Virtually every company that provides goods or services to the public will, at some point, have a negative review posted online by a dissatisfied consumer. While such reviews are understandably upsetting, a company should not respond in kind with negative comments about the reviewer and certainly should not reveal personal or sensitive information about them.
One California business owner learned this the hard way. According to allegations in a complaint filed on behalf of the Federal Trade Commission (FTC), a mortgage company (through its sole owner) allegedly responded to consumers who posted negative reviews on Yelp by revealing their credit histories, debt-to-income ratios, taxes, health information, sources of income, family relationships, and other personal data. Further, several of the responses revealed the first and last names of the reviewers. According to the FTC, this conduct violated the Fair Credit Reporting Act (FCRA), which places a legal obligation on credit reports users to keep that information confidential and disclose it to third parties only when there is a legitimate need to do so.
The FTC further alleged that the company and its owner violated the FTC Act and other federal law, including by their failure to implement an information security program until September 2017 and not subsequently testing the program.
To resolve the litigation, the broker and his company agreed to pay a $120,000 penalty to settle the alleged FCRA violation.

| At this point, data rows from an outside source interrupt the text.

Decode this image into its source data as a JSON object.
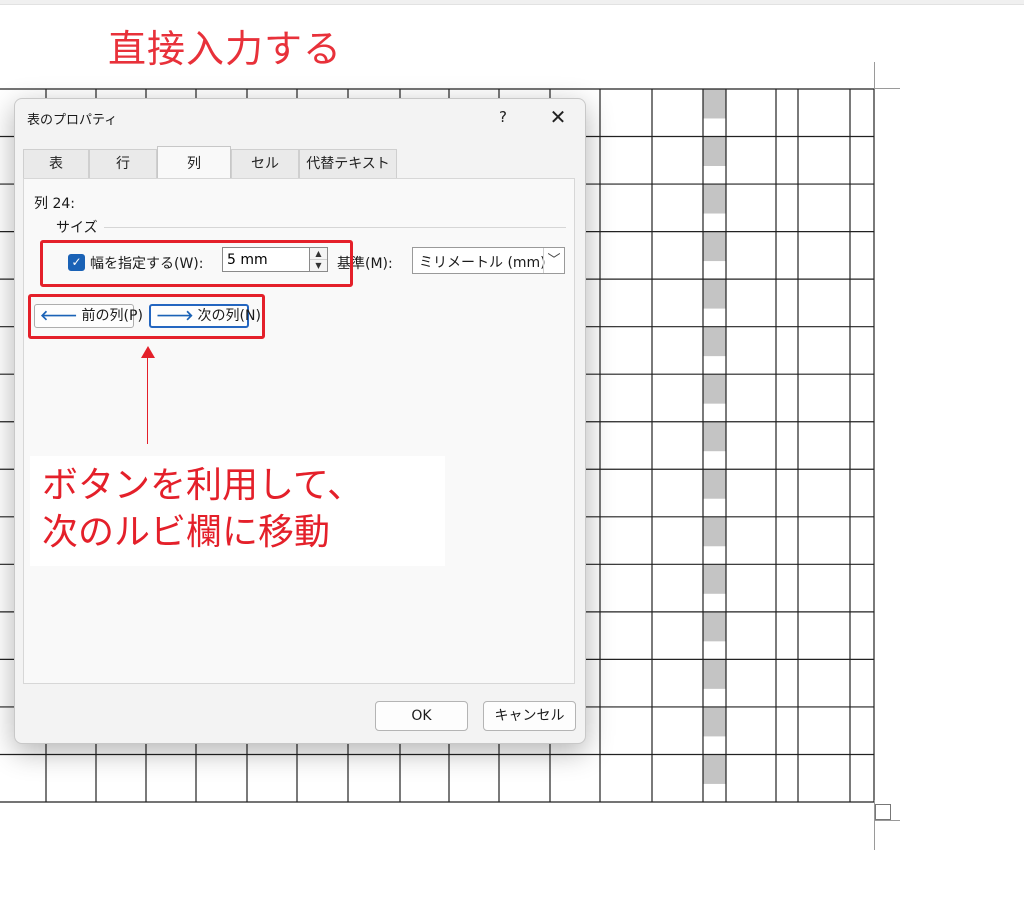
{
  "annotation": {
    "heading": "直接入力する",
    "callout_line1": "ボタンを利用して、",
    "callout_line2": "次のルビ欄に移動"
  },
  "dialog": {
    "title": "表のプロパティ",
    "help": "?",
    "close": "✕",
    "tabs": [
      "表",
      "行",
      "列",
      "セル",
      "代替テキスト"
    ],
    "active_tab": "列",
    "column_label": "列 24:",
    "size_group": "サイズ",
    "width_checkbox_label": "幅を指定する(W):",
    "width_checked": true,
    "width_value": "5 mm",
    "unit_label": "基準(M):",
    "unit_value": "ミリメートル (mm)",
    "prev_column": "前の列(P)",
    "next_column": "次の列(N)",
    "ok": "OK",
    "cancel": "キャンセル"
  },
  "colors": {
    "annotation_red": "#e4202a",
    "accent_blue": "#1a62b6",
    "ruby_cell_gray": "#c4c4c4"
  }
}
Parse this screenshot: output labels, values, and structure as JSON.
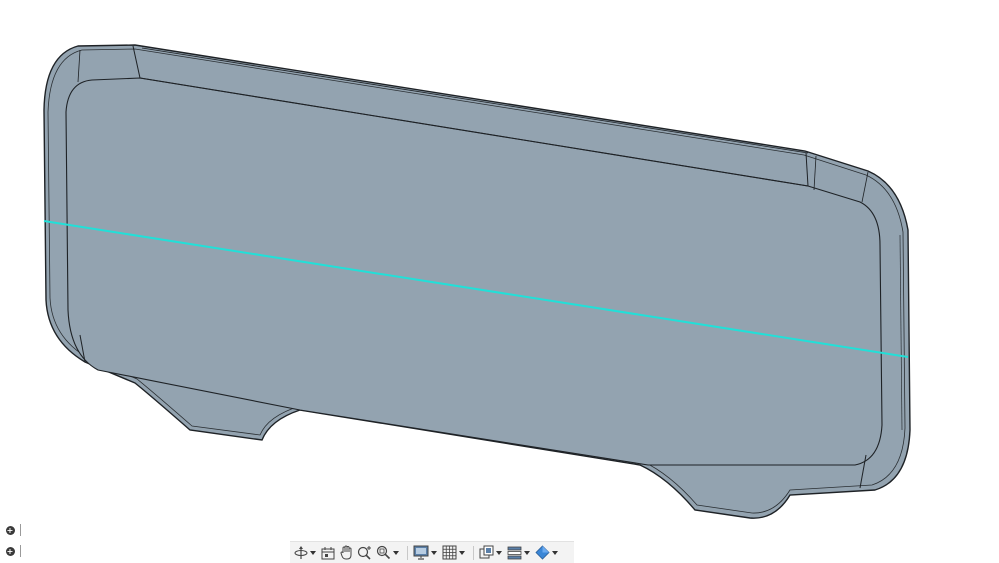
{
  "viewport": {
    "model_fill": "#93a3b0",
    "model_edge": "#1e2226",
    "highlight_color": "#21e0d8",
    "background": "#ffffff"
  },
  "side_buttons": [
    {
      "name": "expand-browser-1",
      "icon": "plus-circle-icon"
    },
    {
      "name": "expand-browser-2",
      "icon": "plus-circle-icon"
    }
  ],
  "toolbar": {
    "tools": [
      {
        "name": "orbit",
        "icon": "orbit-icon",
        "has_menu": true
      },
      {
        "name": "look-at",
        "icon": "look-at-icon",
        "has_menu": false
      },
      {
        "name": "pan",
        "icon": "hand-icon",
        "has_menu": false
      },
      {
        "name": "zoom",
        "icon": "zoom-icon",
        "has_menu": false
      },
      {
        "name": "fit",
        "icon": "zoom-window-icon",
        "has_menu": true
      },
      {
        "name": "display-settings",
        "icon": "monitor-icon",
        "has_menu": true
      },
      {
        "name": "grid-settings",
        "icon": "grid-icon",
        "has_menu": true
      },
      {
        "name": "viewports",
        "icon": "viewports-icon",
        "has_menu": true
      },
      {
        "name": "effects",
        "icon": "layers-icon",
        "has_menu": true
      },
      {
        "name": "visual-style",
        "icon": "cube-icon",
        "has_menu": true
      }
    ]
  }
}
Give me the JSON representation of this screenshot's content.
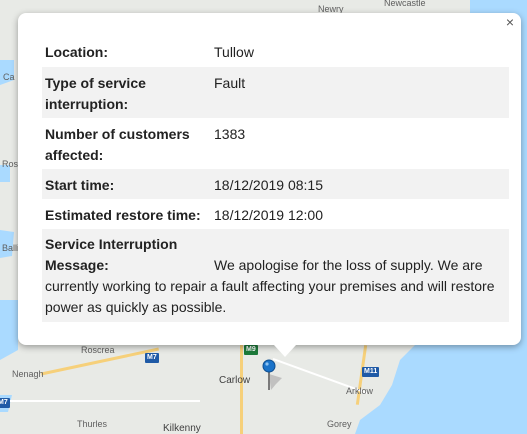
{
  "map": {
    "towns": {
      "newry": "Newry",
      "newcastle": "Newcastle",
      "ca": "Ca",
      "ros": "Ros",
      "balli": "Balli",
      "roscrea": "Roscrea",
      "nenagh": "Nenagh",
      "carlow": "Carlow",
      "arklow": "Arklow",
      "thurles": "Thurles",
      "kilkenny": "Kilkenny",
      "gorey": "Gorey"
    },
    "shields": {
      "m7": "M7",
      "m11": "M11",
      "m7b": "M7",
      "m9": "M9"
    },
    "colors": {
      "land": "#e8eae6",
      "sea": "#aadaff",
      "road": "#f6d07a",
      "marker": "#1a73c9"
    }
  },
  "popup": {
    "close_label": "×",
    "rows": [
      {
        "label": "Location:",
        "value": "Tullow"
      },
      {
        "label": "Type of service interruption:",
        "value": "Fault"
      },
      {
        "label": "Number of customers affected:",
        "value": "1383"
      },
      {
        "label": "Start time:",
        "value": "18/12/2019 08:15"
      },
      {
        "label": "Estimated restore time:",
        "value": "18/12/2019 12:00"
      }
    ],
    "message": {
      "label_line1": "Service Interruption",
      "label_line2": "Message:",
      "text": "We apologise for the loss of supply. We are currently working to repair a fault affecting your premises and will restore power as quickly as possible."
    }
  }
}
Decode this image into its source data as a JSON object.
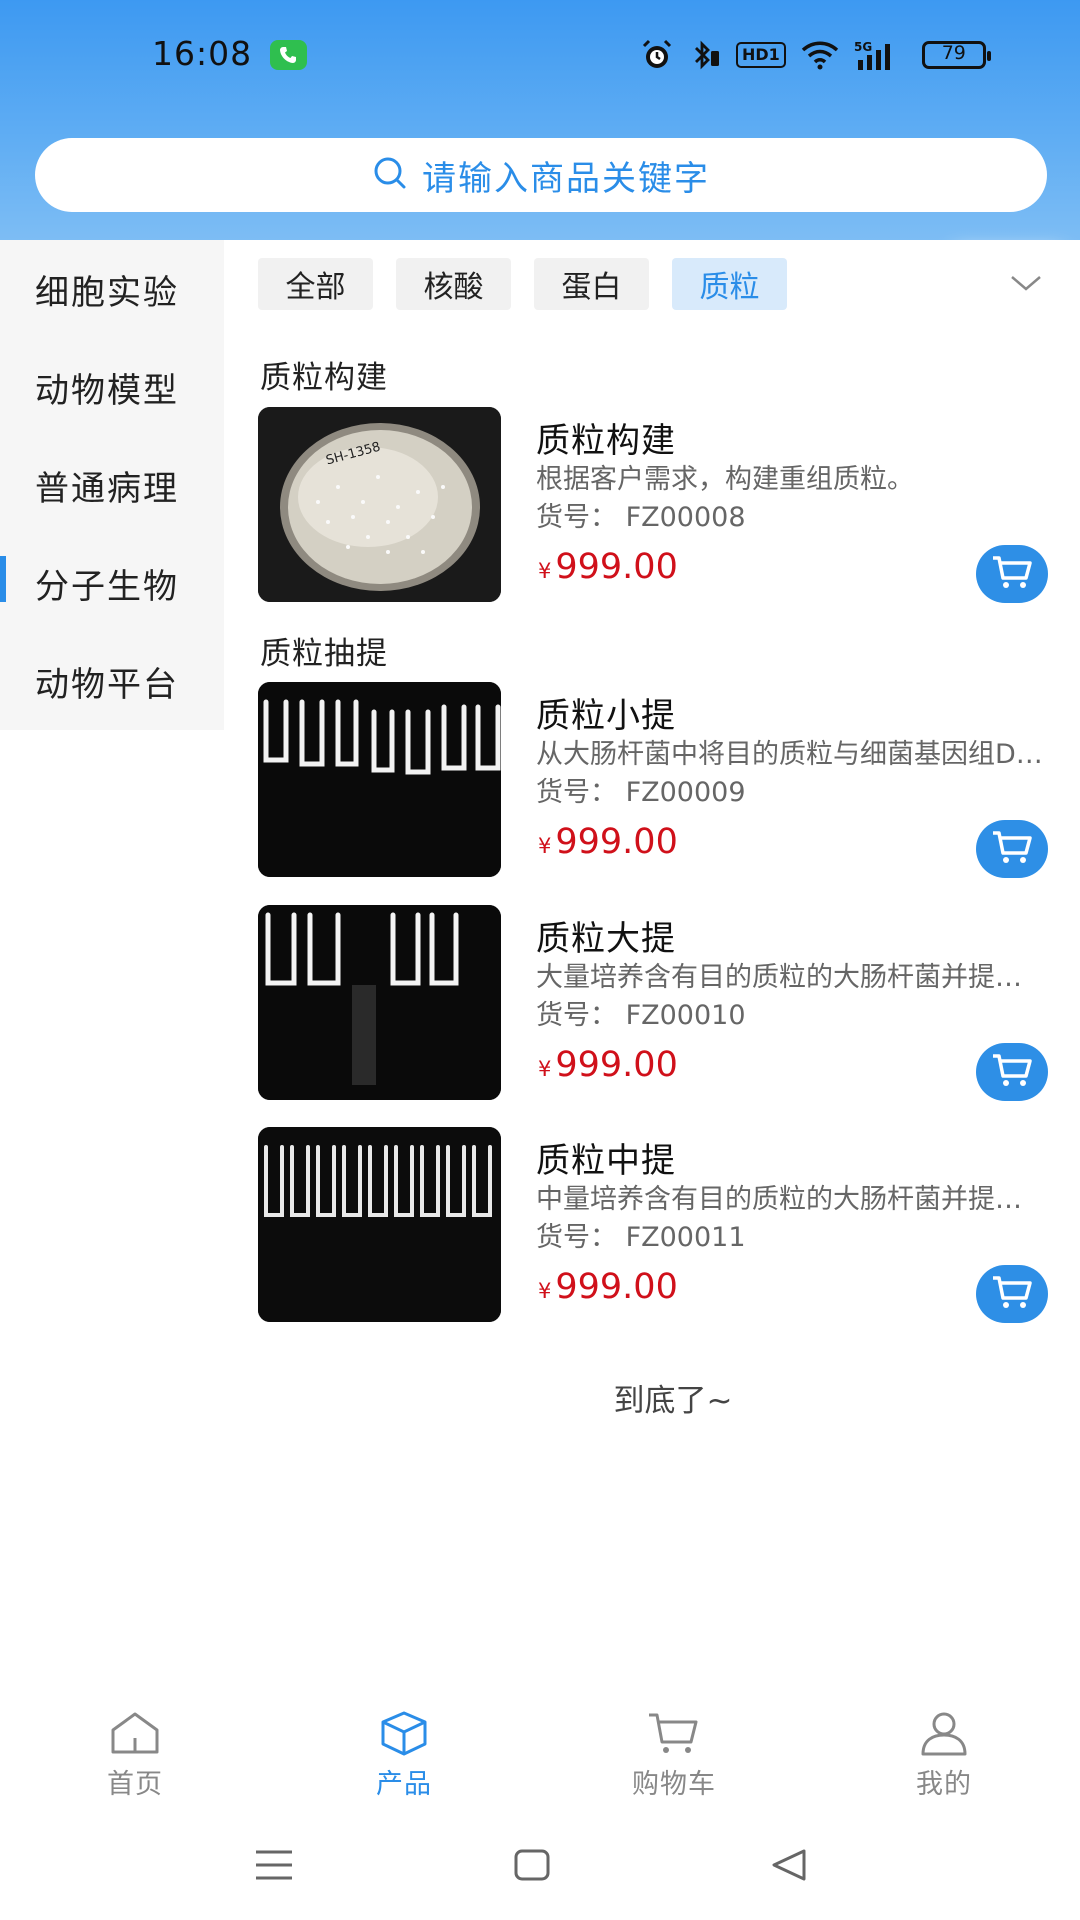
{
  "status_bar": {
    "time": "16:08",
    "battery": "79",
    "hd_label": "HD1",
    "network": "5G"
  },
  "search": {
    "placeholder": "请输入商品关键字"
  },
  "sidebar": {
    "items": [
      {
        "label": "细胞实验"
      },
      {
        "label": "动物模型"
      },
      {
        "label": "普通病理"
      },
      {
        "label": "分子生物",
        "active": true
      },
      {
        "label": "动物平台"
      }
    ]
  },
  "chips": [
    {
      "label": "全部"
    },
    {
      "label": "核酸"
    },
    {
      "label": "蛋白"
    },
    {
      "label": "质粒",
      "active": true
    }
  ],
  "sections": [
    {
      "title": "质粒构建",
      "products": [
        {
          "name": "质粒构建",
          "desc": "根据客户需求，构建重组质粒。",
          "code": "货号： FZ00008",
          "currency": "¥",
          "price": "999.00"
        }
      ]
    },
    {
      "title": "质粒抽提",
      "products": [
        {
          "name": "质粒小提",
          "desc": "从大肠杆菌中将目的质粒与细菌基因组DNA分离",
          "code": "货号： FZ00009",
          "currency": "¥",
          "price": "999.00"
        },
        {
          "name": "质粒大提",
          "desc": "大量培养含有目的质粒的大肠杆菌并提取质粒",
          "code": "货号： FZ00010",
          "currency": "¥",
          "price": "999.00"
        },
        {
          "name": "质粒中提",
          "desc": "中量培养含有目的质粒的大肠杆菌并提取质粒",
          "code": "货号： FZ00011",
          "currency": "¥",
          "price": "999.00"
        }
      ]
    }
  ],
  "end_text": "到底了~",
  "bottom_nav": [
    {
      "label": "首页",
      "icon": "home-icon"
    },
    {
      "label": "产品",
      "icon": "box-icon",
      "active": true
    },
    {
      "label": "购物车",
      "icon": "cart-icon"
    },
    {
      "label": "我的",
      "icon": "user-icon"
    }
  ],
  "colors": {
    "accent": "#2a8de8",
    "price": "#d0101a",
    "header_top": "#3d99f2"
  }
}
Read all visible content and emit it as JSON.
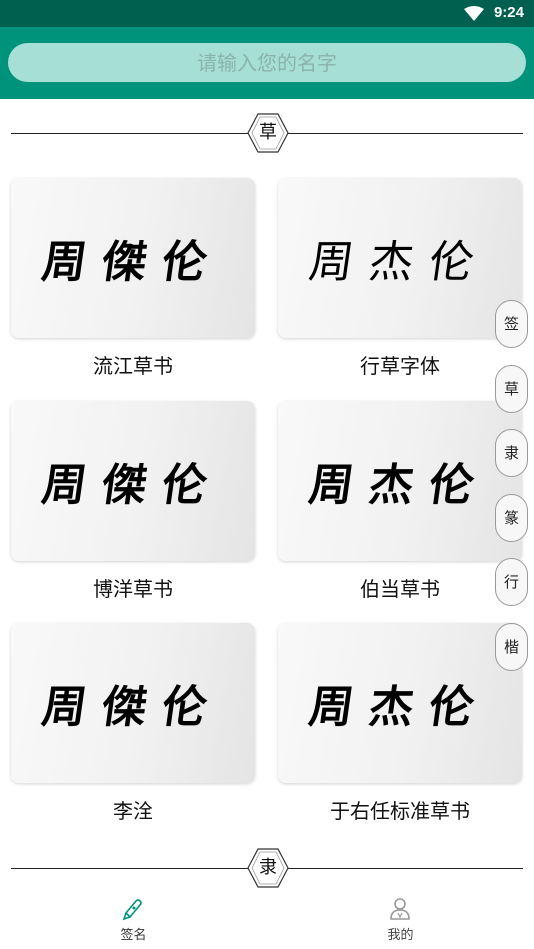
{
  "status_bar": {
    "time": "9:24"
  },
  "search": {
    "placeholder": "请输入您的名字"
  },
  "sections": [
    {
      "label": "草"
    },
    {
      "label": "隶"
    }
  ],
  "cards": [
    {
      "signature": "周傑伦",
      "style": "流江草书"
    },
    {
      "signature": "周杰伦",
      "style": "行草字体"
    },
    {
      "signature": "周傑伦",
      "style": "博洋草书"
    },
    {
      "signature": "周杰伦",
      "style": "伯当草书"
    },
    {
      "signature": "周傑伦",
      "style": "李洤"
    },
    {
      "signature": "周杰伦",
      "style": "于右任标准草书"
    }
  ],
  "side_tabs": [
    "签",
    "草",
    "隶",
    "篆",
    "行",
    "楷"
  ],
  "bottom_nav": [
    {
      "label": "签名",
      "icon": "pen-icon",
      "active": true,
      "color": "#00937c"
    },
    {
      "label": "我的",
      "icon": "person-icon",
      "active": false,
      "color": "#888888"
    }
  ],
  "colors": {
    "status_bar": "#00604f",
    "app_bar": "#00937c",
    "search_bg": "#a6dfd5"
  }
}
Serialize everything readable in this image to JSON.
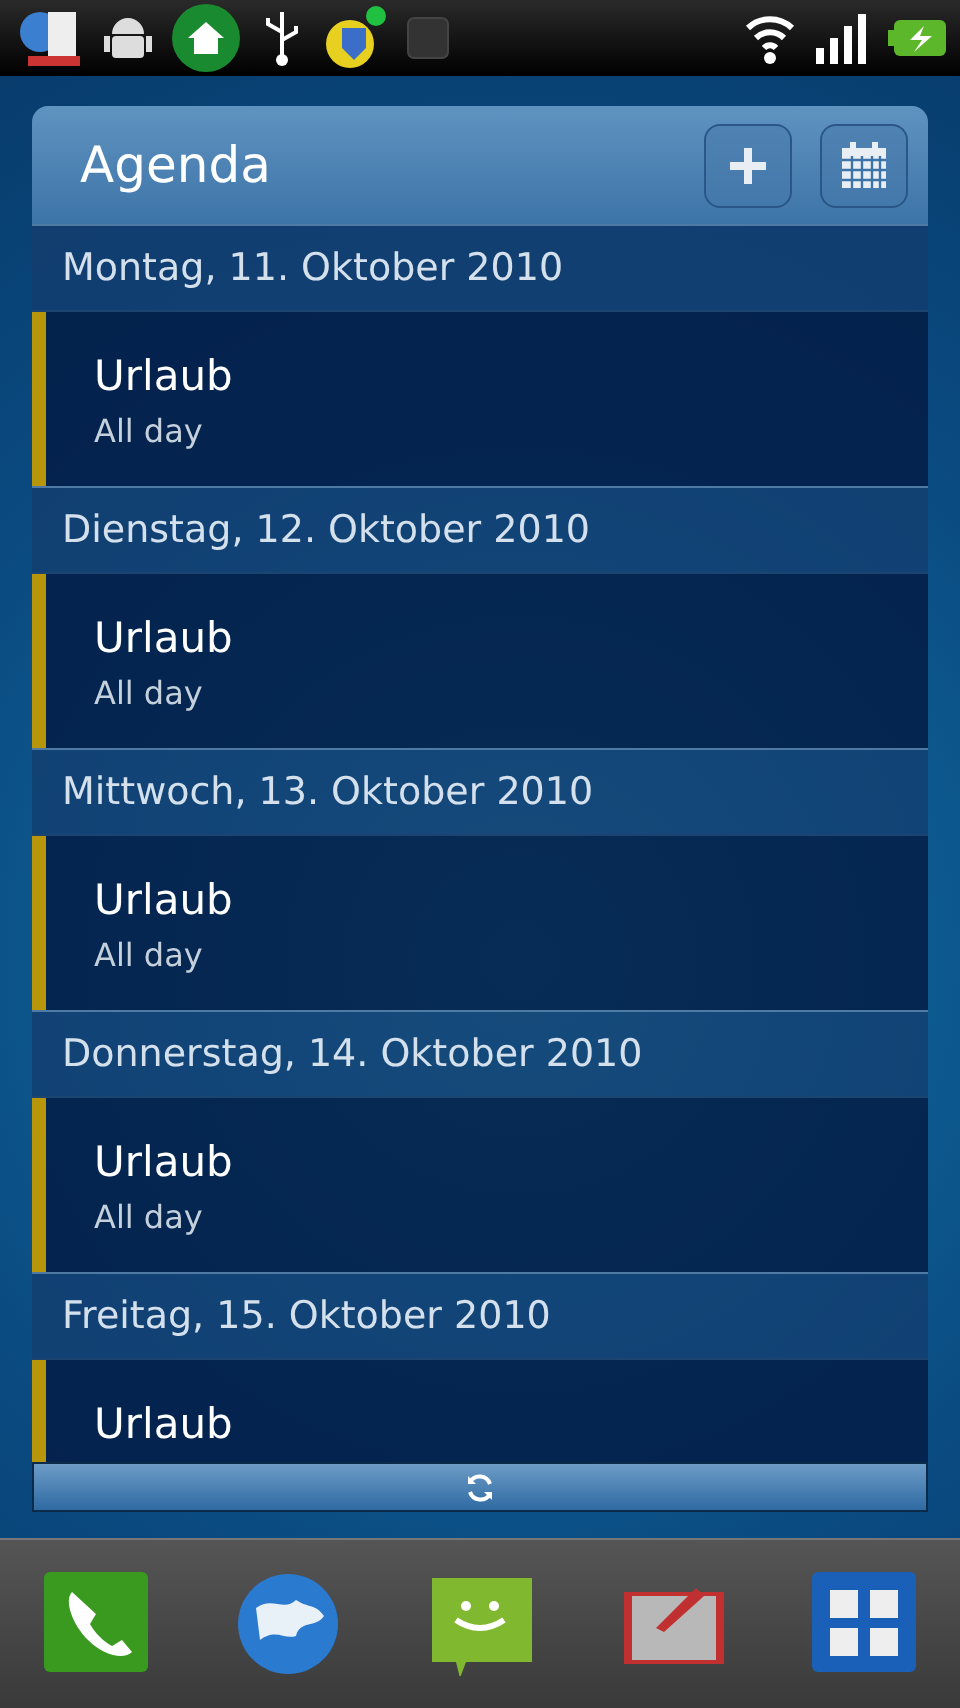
{
  "widget": {
    "title": "Agenda"
  },
  "days": [
    {
      "date": "Montag, 11. Oktober 2010",
      "events": [
        {
          "title": "Urlaub",
          "time": "All day",
          "color": "#b8960c"
        }
      ]
    },
    {
      "date": "Dienstag, 12. Oktober 2010",
      "events": [
        {
          "title": "Urlaub",
          "time": "All day",
          "color": "#b8960c"
        }
      ]
    },
    {
      "date": "Mittwoch, 13. Oktober 2010",
      "events": [
        {
          "title": "Urlaub",
          "time": "All day",
          "color": "#b8960c"
        }
      ]
    },
    {
      "date": "Donnerstag, 14. Oktober 2010",
      "events": [
        {
          "title": "Urlaub",
          "time": "All day",
          "color": "#b8960c"
        }
      ]
    },
    {
      "date": "Freitag, 15. Oktober 2010",
      "events": [
        {
          "title": "Urlaub",
          "color": "#b8960c"
        }
      ]
    }
  ]
}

In addition, the broker and company are prohibited from misrepresenting their privacy and data security practices, misusing credit reports, and improperly disclosing nonpublic personal information to third parties. The company also was ordered to implement a comprehensive data security program to protect personal information it collects. It must obtain third-party assessments of this program every two years (for a period of 10 years). Furthermore, the company must designate a senior corporate manager responsible for overseeing the data security program to certify compliance with the order every year.
As for those negative online reviews, rather than privately seething or engaging in a personal attack on the person who posted it, a better approach would be to acknowledge the customer’s concerns and apologize for their experience (even if you believe they are wrong), say something positive about your company and your willingness to try to resolve the issue, and move to take the conversation offline by providing contact information should the reviewer wish to continue the discussion.